According to CommBank, a June rate increase should be made as soon as possible.

CommBank head of Australian economics Gareth Aird said the upcoming consumer price index (CPI) readings will be a lot stronger than the RBA’s forecast, which could mean that inflation will be sustainably within the central bank’s target range.

“The Governor confirmed that our interpretation was correct — when asked whether it is necessary to see two more CPIs before raising the cash rate, he replied, ‘we don’t have a plan’.  This made it crystal clear that the RBA do not need to see two further inflation prints before raising the cash rate,” he said.

Aird believes the RBA will increase rates by June.
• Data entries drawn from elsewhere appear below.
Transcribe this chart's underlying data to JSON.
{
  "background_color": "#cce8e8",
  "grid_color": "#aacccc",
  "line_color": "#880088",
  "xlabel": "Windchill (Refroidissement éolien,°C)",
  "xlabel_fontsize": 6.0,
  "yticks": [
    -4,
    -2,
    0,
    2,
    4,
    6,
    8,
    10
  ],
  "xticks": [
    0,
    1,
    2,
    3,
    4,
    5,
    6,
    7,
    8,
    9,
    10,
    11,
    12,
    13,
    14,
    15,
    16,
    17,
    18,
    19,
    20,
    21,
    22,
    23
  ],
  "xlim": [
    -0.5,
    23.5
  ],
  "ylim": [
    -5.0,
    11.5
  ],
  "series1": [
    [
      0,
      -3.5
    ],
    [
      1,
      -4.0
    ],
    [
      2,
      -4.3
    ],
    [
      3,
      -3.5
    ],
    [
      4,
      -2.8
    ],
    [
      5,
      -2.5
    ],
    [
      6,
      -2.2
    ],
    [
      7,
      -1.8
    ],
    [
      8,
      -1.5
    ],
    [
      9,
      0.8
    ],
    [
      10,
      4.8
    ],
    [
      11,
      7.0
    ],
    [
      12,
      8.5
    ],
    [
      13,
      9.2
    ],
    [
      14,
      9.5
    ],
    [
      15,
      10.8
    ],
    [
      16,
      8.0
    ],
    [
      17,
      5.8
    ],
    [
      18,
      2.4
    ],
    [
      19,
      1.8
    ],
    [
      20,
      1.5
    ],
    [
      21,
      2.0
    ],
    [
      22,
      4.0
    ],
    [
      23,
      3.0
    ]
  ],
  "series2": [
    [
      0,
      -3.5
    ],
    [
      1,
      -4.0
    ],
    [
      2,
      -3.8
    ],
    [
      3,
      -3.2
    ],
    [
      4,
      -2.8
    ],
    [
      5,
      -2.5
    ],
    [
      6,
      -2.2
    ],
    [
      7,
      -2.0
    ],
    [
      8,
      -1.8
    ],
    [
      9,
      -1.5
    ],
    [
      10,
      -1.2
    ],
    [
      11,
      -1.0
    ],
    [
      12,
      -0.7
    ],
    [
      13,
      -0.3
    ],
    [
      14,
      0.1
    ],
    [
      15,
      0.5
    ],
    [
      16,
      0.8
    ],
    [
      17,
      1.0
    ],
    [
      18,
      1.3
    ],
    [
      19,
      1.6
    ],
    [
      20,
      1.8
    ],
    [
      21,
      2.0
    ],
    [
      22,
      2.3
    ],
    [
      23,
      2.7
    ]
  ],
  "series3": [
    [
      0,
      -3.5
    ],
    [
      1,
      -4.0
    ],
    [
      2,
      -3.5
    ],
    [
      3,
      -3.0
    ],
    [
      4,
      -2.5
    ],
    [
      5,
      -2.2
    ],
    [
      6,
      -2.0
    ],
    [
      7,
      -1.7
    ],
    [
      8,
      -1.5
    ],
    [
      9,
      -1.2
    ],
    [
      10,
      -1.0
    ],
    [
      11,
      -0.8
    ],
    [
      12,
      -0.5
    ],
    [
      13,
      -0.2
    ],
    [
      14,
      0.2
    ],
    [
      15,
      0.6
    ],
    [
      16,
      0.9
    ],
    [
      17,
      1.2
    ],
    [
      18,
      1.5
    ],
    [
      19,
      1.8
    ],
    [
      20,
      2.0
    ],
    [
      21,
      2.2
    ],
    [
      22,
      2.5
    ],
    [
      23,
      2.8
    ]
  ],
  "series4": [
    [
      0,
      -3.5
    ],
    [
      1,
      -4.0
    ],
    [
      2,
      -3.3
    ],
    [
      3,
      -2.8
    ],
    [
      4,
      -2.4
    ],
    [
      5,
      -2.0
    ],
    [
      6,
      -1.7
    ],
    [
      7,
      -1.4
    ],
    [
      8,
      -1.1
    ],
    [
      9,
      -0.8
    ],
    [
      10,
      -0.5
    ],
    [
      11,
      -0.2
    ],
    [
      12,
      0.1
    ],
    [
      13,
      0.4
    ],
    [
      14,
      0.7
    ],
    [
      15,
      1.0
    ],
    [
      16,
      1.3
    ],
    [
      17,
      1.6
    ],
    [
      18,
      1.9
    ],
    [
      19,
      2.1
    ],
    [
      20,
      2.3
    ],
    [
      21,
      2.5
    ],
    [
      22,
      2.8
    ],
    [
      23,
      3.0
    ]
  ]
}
Aird believes that the RBA will eventually raise the cash rate to 1.25 percent in the first quarter of 2023.

“We anticipate the RBA will leave policy on hold over the rest of 2023 given our expectation that the neutral rate is low and the significant expiry of fixed rate home loans which occurs over 2023 will create a natural tightening over the year,” he said.


NAB director for economics Tapas Strickland said the RBA’s latest statements signals that it is contemplating lifting rates over the coming months.

“We conclude households are well placed to handle the first phase of tightening that we expect this year and next, taking the cash rate to around 1.5% to 1.75%,” he said.

However, Mr Strickland said that any further increase in cash rates to 3% (or higher), would be too drastic and could result in undued pressure for households.

“While it is clear the household sector will be able to service a higher mortgage rate, a rise in interest payments relative to income will have to be financed by a reduction in the savings rate, erosion of the stock of savings, or lower consumption than otherwise,” he said.

Mr Strickland says that the cash rate will only reach 2.255% by 2024.

“This results in a more gradual rise in interest payments as a share of income which would still see interest payments at their highest rates since 2012 as a share of income,” he said.


Bill Evans, Westpac economist said that he believed the initial rate increase would occur in August before the RBA meeting.

“Now we expect a much shorter tightening cycle with consecutive rate hikes in June, July, and, August — that point would see the 2020 COVID emergency cuts unwound,” he said.

After these rate hikes, the cash rate will rise from 0.75% to 0.75 percent. In September, the RBA will likely pause.

The cash rate will rise to 1.25% by 2022, with more increases likely in October and November.

“The cycle would resume in February 2023 with three more 25bp hikes in February, May, and June, with the cash rate peaking at 2%,” Mr Evans said.